God creates. God creates human beings. God creates human beings in his image. Now, people have argued about what that phrase, 'in his image' means for years, but part of what that communicates is that in some ways God has made us like him. We bear the marks of personality, capacity for personal relationship marked by love, and creativity. Creativity is the ability to bring into being something which is an expression of yourself. Whether it is an expression of your interpretation of life through art, or an expression of your applied learning through invention or engineering, creativity is about unique expression of the self.
Creativity involves breathing life into something. God spoke the universe into life and life into the universe. God spoke and created plants and animals and fungi and all kinds of living things. God breathed life into human beings. The universe itself is one unique expression of God's being.
Again, creativity is about unique expression and it brings life.
Now, let's look at what is happening in USAmerican culture. We have a giant movement of homogenization--making everything the same. Even the variations have this kind of homogenaic imperialism about them. "Do you want to be a rebel? We have you're wardrobe ready at Hot Topics!" "Do you want to be a sexy teenager? We have your prepackaged life...I mean, look...at A&F." "Do you want the good life at a great price? We've got your Kenmore appliances at Sears."
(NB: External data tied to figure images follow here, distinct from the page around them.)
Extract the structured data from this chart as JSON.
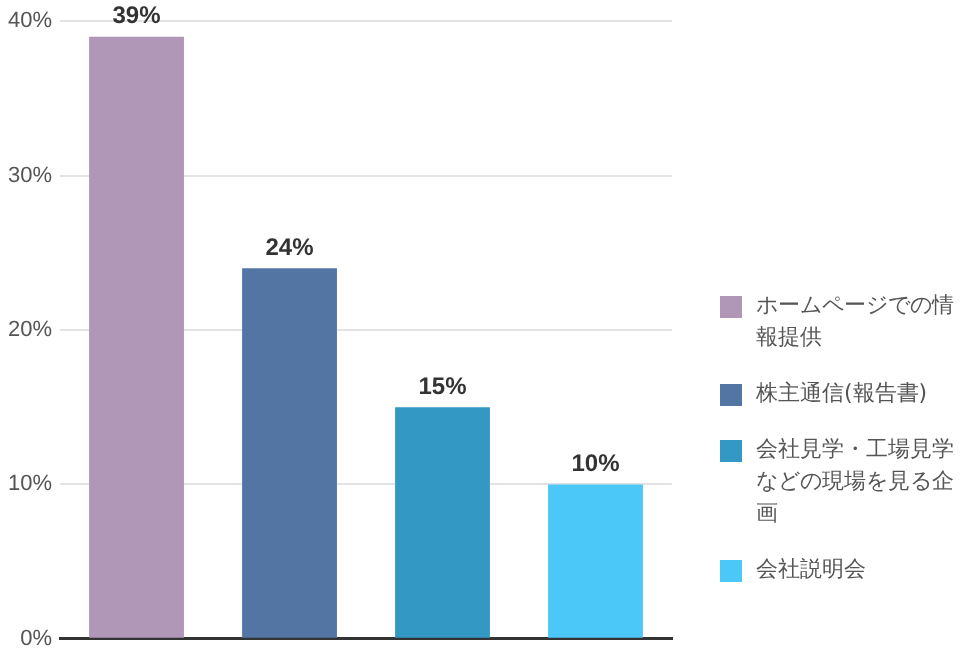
{
  "chart_data": {
    "type": "bar",
    "categories": [
      null,
      null,
      null,
      null
    ],
    "series": [
      {
        "name": "ホームページでの情報提供",
        "color": "#b097b7",
        "values": [
          39,
          null,
          null,
          null
        ],
        "value_labels": [
          "39%",
          null,
          null,
          null
        ]
      },
      {
        "name": "株主通信(報告書)",
        "color": "#5375a3",
        "values": [
          null,
          24,
          null,
          null
        ],
        "value_labels": [
          null,
          "24%",
          null,
          null
        ]
      },
      {
        "name": "会社見学・工場見学などの現場を見る企画",
        "color": "#3399c4",
        "values": [
          null,
          null,
          15,
          null
        ],
        "value_labels": [
          null,
          null,
          "15%",
          null
        ]
      },
      {
        "name": "会社説明会",
        "color": "#4cc8f8",
        "values": [
          null,
          null,
          null,
          10
        ],
        "value_labels": [
          null,
          null,
          null,
          "10%"
        ]
      }
    ],
    "ylim": [
      0,
      40
    ],
    "yticks": [
      {
        "value": 0,
        "label": "0%"
      },
      {
        "value": 10,
        "label": "10%"
      },
      {
        "value": 20,
        "label": "20%"
      },
      {
        "value": 30,
        "label": "30%"
      },
      {
        "value": 40,
        "label": "40%"
      }
    ],
    "grid": "y",
    "legend": "right",
    "tick_labels": "y"
  }
}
I think there are many people who sense what all that Mall of America culture is doing--it is stealing life. It is robbing people of any need for creative self-expression. Everything is already color coordinated and pre-packaged. Not only do you not have to make your own clothes (something that even my mom did when she was a teenager), you don't even need to go to the people who make the clothes (in fact, you couldn't if you wanted to!). You have mega-companies doing all the deciding for you. They even tell you what to wear (think of GAP commercials).
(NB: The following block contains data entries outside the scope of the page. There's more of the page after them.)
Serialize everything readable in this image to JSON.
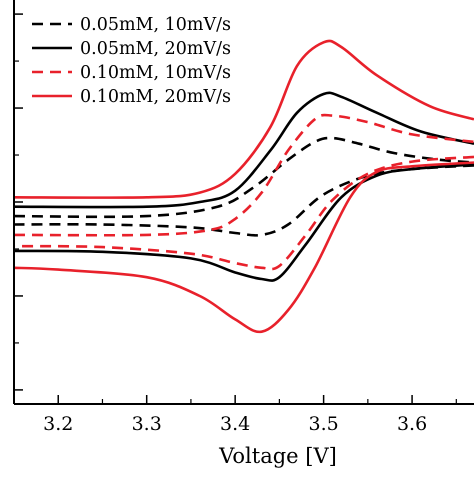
{
  "chart_data": {
    "type": "line",
    "title": "",
    "xlabel": "Voltage [V]",
    "ylabel": "",
    "xlim": [
      3.15,
      3.67
    ],
    "ylim": [
      -2.15,
      2.15
    ],
    "x_ticks": [
      "3.2",
      "3.3",
      "3.4",
      "3.5",
      "3.6"
    ],
    "x_tick_values": [
      3.2,
      3.3,
      3.4,
      3.5,
      3.6
    ],
    "y_tick_values": [
      2,
      1,
      0,
      -1,
      -2
    ],
    "y_ticks": [
      "",
      "",
      "",
      "",
      ""
    ],
    "grid": false,
    "legend_position": "top-left",
    "series": [
      {
        "name": "0.05mM, 10mV/s",
        "color": "#000000",
        "dash": "dashed",
        "forward": [
          [
            3.15,
            -0.15
          ],
          [
            3.3,
            -0.15
          ],
          [
            3.38,
            -0.05
          ],
          [
            3.42,
            0.15
          ],
          [
            3.46,
            0.45
          ],
          [
            3.49,
            0.64
          ],
          [
            3.51,
            0.68
          ],
          [
            3.54,
            0.62
          ],
          [
            3.58,
            0.52
          ],
          [
            3.63,
            0.45
          ],
          [
            3.67,
            0.42
          ]
        ],
        "reverse": [
          [
            3.67,
            0.39
          ],
          [
            3.6,
            0.35
          ],
          [
            3.55,
            0.28
          ],
          [
            3.5,
            0.08
          ],
          [
            3.46,
            -0.24
          ],
          [
            3.43,
            -0.35
          ],
          [
            3.4,
            -0.33
          ],
          [
            3.35,
            -0.27
          ],
          [
            3.25,
            -0.24
          ],
          [
            3.15,
            -0.24
          ]
        ]
      },
      {
        "name": "0.05mM, 20mV/s",
        "color": "#000000",
        "dash": "solid",
        "forward": [
          [
            3.15,
            -0.05
          ],
          [
            3.3,
            -0.05
          ],
          [
            3.36,
            0.0
          ],
          [
            3.4,
            0.12
          ],
          [
            3.44,
            0.55
          ],
          [
            3.47,
            0.95
          ],
          [
            3.5,
            1.15
          ],
          [
            3.52,
            1.12
          ],
          [
            3.56,
            0.95
          ],
          [
            3.61,
            0.75
          ],
          [
            3.67,
            0.62
          ]
        ],
        "reverse": [
          [
            3.67,
            0.4
          ],
          [
            3.6,
            0.35
          ],
          [
            3.56,
            0.28
          ],
          [
            3.52,
            0.05
          ],
          [
            3.48,
            -0.45
          ],
          [
            3.45,
            -0.8
          ],
          [
            3.43,
            -0.82
          ],
          [
            3.4,
            -0.75
          ],
          [
            3.35,
            -0.6
          ],
          [
            3.25,
            -0.53
          ],
          [
            3.15,
            -0.52
          ]
        ]
      },
      {
        "name": "0.10mM, 10mV/s",
        "color": "#e8212b",
        "dash": "dashed",
        "forward": [
          [
            3.15,
            -0.35
          ],
          [
            3.3,
            -0.35
          ],
          [
            3.37,
            -0.3
          ],
          [
            3.4,
            -0.18
          ],
          [
            3.43,
            0.1
          ],
          [
            3.46,
            0.55
          ],
          [
            3.49,
            0.88
          ],
          [
            3.51,
            0.92
          ],
          [
            3.55,
            0.85
          ],
          [
            3.6,
            0.72
          ],
          [
            3.67,
            0.64
          ]
        ],
        "reverse": [
          [
            3.67,
            0.48
          ],
          [
            3.6,
            0.43
          ],
          [
            3.55,
            0.3
          ],
          [
            3.51,
            0.02
          ],
          [
            3.48,
            -0.35
          ],
          [
            3.45,
            -0.68
          ],
          [
            3.43,
            -0.7
          ],
          [
            3.4,
            -0.65
          ],
          [
            3.35,
            -0.55
          ],
          [
            3.25,
            -0.48
          ],
          [
            3.15,
            -0.47
          ]
        ]
      },
      {
        "name": "0.10mM, 20mV/s",
        "color": "#e8212b",
        "dash": "solid",
        "forward": [
          [
            3.15,
            0.05
          ],
          [
            3.3,
            0.05
          ],
          [
            3.36,
            0.1
          ],
          [
            3.4,
            0.3
          ],
          [
            3.44,
            0.8
          ],
          [
            3.47,
            1.45
          ],
          [
            3.5,
            1.7
          ],
          [
            3.52,
            1.65
          ],
          [
            3.56,
            1.35
          ],
          [
            3.62,
            1.02
          ],
          [
            3.67,
            0.88
          ]
        ],
        "reverse": [
          [
            3.67,
            0.42
          ],
          [
            3.6,
            0.38
          ],
          [
            3.56,
            0.32
          ],
          [
            3.53,
            0.05
          ],
          [
            3.49,
            -0.7
          ],
          [
            3.46,
            -1.15
          ],
          [
            3.43,
            -1.38
          ],
          [
            3.4,
            -1.25
          ],
          [
            3.36,
            -1.0
          ],
          [
            3.3,
            -0.8
          ],
          [
            3.2,
            -0.72
          ],
          [
            3.15,
            -0.7
          ]
        ]
      }
    ]
  }
}
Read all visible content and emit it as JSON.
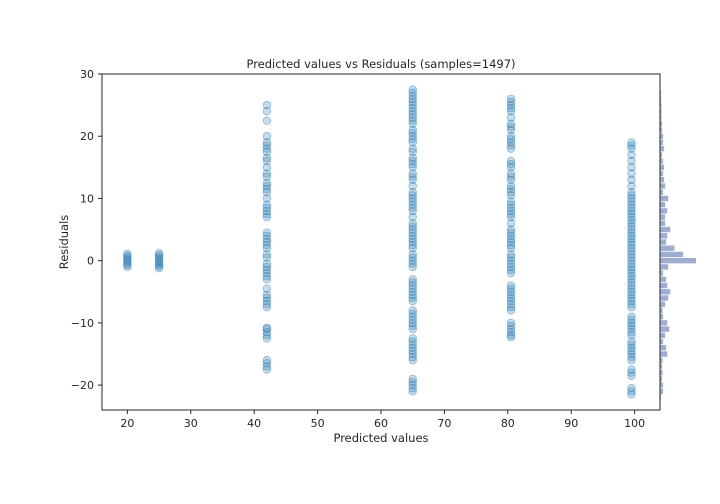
{
  "chart_data": {
    "type": "scatter",
    "title": "Predicted values vs Residuals (samples=1497)",
    "xlabel": "Predicted values",
    "ylabel": "Residuals",
    "xlim": [
      16,
      104
    ],
    "ylim": [
      -24,
      30
    ],
    "x_ticks": [
      20,
      30,
      40,
      50,
      60,
      70,
      80,
      90,
      100
    ],
    "y_ticks": [
      -20,
      -10,
      0,
      10,
      20,
      30
    ],
    "grid": false,
    "point_color": "#1f77b4",
    "point_alpha": 0.25,
    "histogram_color": "#8da0cb",
    "series": [
      {
        "x": 20,
        "y": [
          -1.0,
          -0.7,
          -0.4,
          -0.1,
          0.2,
          0.5,
          0.8,
          1.1
        ]
      },
      {
        "x": 25,
        "y": [
          -1.2,
          -0.9,
          -0.6,
          -0.3,
          0.0,
          0.3,
          0.6,
          0.9,
          1.2
        ]
      },
      {
        "x": 42,
        "y": [
          -17.5,
          -17.0,
          -16.5,
          -16.0,
          -12.5,
          -12.0,
          -11.5,
          -11.0,
          -10.8,
          -7.5,
          -7.0,
          -6.5,
          -6.0,
          -5.5,
          -4.5,
          -3.0,
          -2.5,
          -2.0,
          -1.5,
          -1.0,
          -0.5,
          0.5,
          1.0,
          2.0,
          2.5,
          3.0,
          3.5,
          4.0,
          4.5,
          7.0,
          7.5,
          8.0,
          8.5,
          9.0,
          10.0,
          11.0,
          11.5,
          12.0,
          12.5,
          13.5,
          14.0,
          15.0,
          16.0,
          16.5,
          17.5,
          18.0,
          18.5,
          19.0,
          20.0,
          22.5,
          24.0,
          25.0
        ]
      },
      {
        "x": 65,
        "y": [
          -21.0,
          -20.5,
          -20.0,
          -19.5,
          -19.0,
          -16.0,
          -15.5,
          -15.0,
          -14.5,
          -14.0,
          -13.5,
          -13.0,
          -12.5,
          -11.0,
          -10.5,
          -10.0,
          -9.5,
          -9.0,
          -8.5,
          -8.0,
          -6.5,
          -6.0,
          -5.5,
          -5.0,
          -4.5,
          -4.0,
          -3.5,
          -3.0,
          -1.0,
          -0.5,
          0.0,
          0.5,
          1.0,
          2.0,
          2.5,
          3.0,
          3.5,
          4.0,
          4.5,
          5.0,
          5.5,
          6.0,
          7.0,
          8.0,
          8.5,
          9.0,
          9.5,
          10.0,
          10.5,
          11.0,
          12.0,
          13.0,
          13.5,
          14.0,
          15.0,
          15.5,
          16.0,
          16.5,
          17.5,
          18.0,
          19.0,
          19.5,
          20.0,
          20.5,
          21.0,
          22.0,
          22.5,
          23.0,
          23.5,
          24.0,
          24.5,
          25.0,
          25.5,
          26.0,
          26.5,
          27.0,
          27.5
        ]
      },
      {
        "x": 80.5,
        "y": [
          -12.3,
          -12.0,
          -11.5,
          -11.0,
          -10.5,
          -10.0,
          -8.0,
          -7.5,
          -7.0,
          -6.5,
          -6.0,
          -5.5,
          -5.0,
          -4.5,
          -4.0,
          -2.0,
          -1.5,
          -1.0,
          -0.5,
          0.0,
          0.5,
          1.0,
          2.0,
          2.5,
          3.0,
          3.5,
          4.0,
          4.5,
          5.0,
          6.0,
          7.0,
          7.5,
          8.0,
          8.5,
          9.0,
          9.5,
          10.5,
          11.0,
          11.5,
          12.0,
          13.0,
          13.5,
          14.0,
          15.0,
          15.5,
          16.0,
          18.0,
          18.5,
          19.0,
          19.5,
          20.0,
          21.0,
          21.5,
          22.0,
          23.0,
          24.0,
          24.5,
          25.0,
          25.5,
          26.0
        ]
      },
      {
        "x": 99.5,
        "y": [
          -21.5,
          -21.0,
          -20.5,
          -18.5,
          -18.0,
          -17.5,
          -16.0,
          -15.5,
          -15.0,
          -14.5,
          -14.0,
          -13.5,
          -13.0,
          -12.0,
          -11.5,
          -11.0,
          -10.5,
          -10.0,
          -9.5,
          -9.0,
          -7.5,
          -7.0,
          -6.5,
          -6.0,
          -5.5,
          -5.0,
          -4.5,
          -4.0,
          -3.5,
          -3.0,
          -2.5,
          -2.0,
          -1.5,
          -1.0,
          -0.5,
          0.0,
          0.5,
          1.0,
          1.5,
          2.0,
          2.5,
          3.0,
          3.5,
          4.0,
          4.5,
          5.0,
          5.5,
          6.0,
          6.5,
          7.0,
          7.5,
          8.0,
          8.5,
          9.0,
          9.5,
          10.0,
          10.5,
          11.0,
          12.0,
          13.0,
          14.0,
          15.0,
          16.0,
          17.0,
          18.0,
          18.5,
          19.0
        ]
      }
    ],
    "histogram": {
      "bin_centers": [
        -22,
        -21,
        -20,
        -19,
        -18,
        -17,
        -16,
        -15,
        -14,
        -13,
        -12,
        -11,
        -10,
        -9,
        -8,
        -7,
        -6,
        -5,
        -4,
        -3,
        -2,
        -1,
        0,
        1,
        2,
        3,
        4,
        5,
        6,
        7,
        8,
        9,
        10,
        11,
        12,
        13,
        14,
        15,
        16,
        17,
        18,
        19,
        20,
        21,
        22,
        23,
        24,
        25,
        26,
        27
      ],
      "counts": [
        2,
        6,
        6,
        4,
        5,
        4,
        5,
        14,
        12,
        6,
        10,
        18,
        14,
        6,
        5,
        10,
        16,
        20,
        14,
        12,
        6,
        16,
        70,
        45,
        28,
        12,
        14,
        20,
        10,
        10,
        14,
        10,
        16,
        6,
        10,
        8,
        6,
        8,
        6,
        4,
        8,
        6,
        6,
        4,
        4,
        3,
        3,
        3,
        2,
        2
      ]
    }
  }
}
No more thinking. No more creating. No more self-expression. Only consuming and advertising for more consumption. Humanity is suffocating itself here in USAmerica.
Now think about art. When art is commodified, mass produced, and mass-distributed, it loses value. There is something about millions of people buying Thomas Kinkade prints that robs them of value. What was art is now wallpaper. Creativity is suffocated by cheap, readily available, mass-produced images. Not only do I not know what that painting or photograph at Target is about, I really don't care as long as it matches my sofa.
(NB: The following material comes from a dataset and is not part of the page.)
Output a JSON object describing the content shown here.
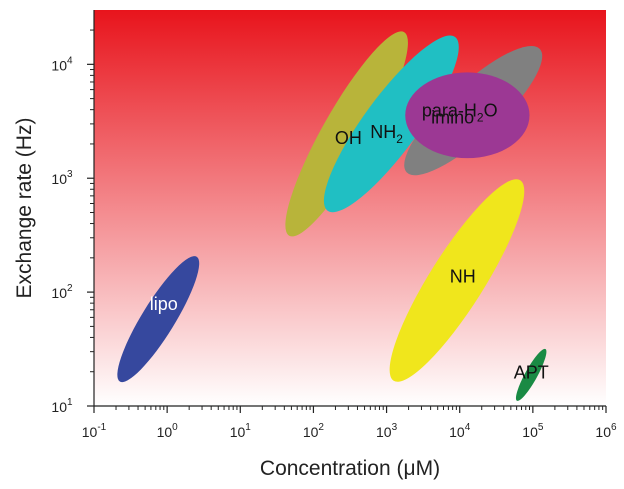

This attitude is nowhere more diabolically present than in what we USAmericans call a "worship service." To pick on music alone would be unfair, but let's look at it a minute. How many truly creative, unique, self-expressions of worship in song are shared in believing communities on any given Sunday (or any other day for that matter)? I would guess that the percentage is shockingly low. How many communities have songs that tell of their unique interaction with God and his faithfulness to them? I guess that it is very few. In fact, the good, creative stuff usually ends up in the playlist of thousands of other communities who have abdicated their creative self-expression for the convenient creativity of others. Vamping off of someone else's experience with God is what many communities end up doing. What was art is now wallpaper. (Maybe we'll have a book called "Wallpaper Worship.")
Now, I don't doubt that people can be encouraged and helped by the stories and songs of other communities, but when we completely abdicate our own songs and stories, something is robbing life from us: death is creeping in.
So then, take the next step and think of creative self-expression of worship in things other than songs. The reality that for many people worship is (only) singing betrays the fact that we have lost creativity. Some people told us that worship is singing. Others went further and told us that it was singing in a certain style, etc.
I hope you can see what I'm getting at here. Breathing life into a community happens not when we take on someone else's format, music, teaching style, etc., but when we honor the latent creativity (in whatever forms it takes) in the people who are already there. I think when that happens, God's revolution has come to that people: God's Life floods into that community in refreshing and unexpected ways.
Emerging communities need to be careful that they are not vamping the experience of other communities. Yes, we can learn from others. Yes, we can share and benefit from the creativity of others. But let's not do it without expressing the unique creativity
that flows from our own experience with the Creator and his creation. Let's respect our own unique vocation as creative kingdom agents and help each other to discover and embody our particular expression of our calling.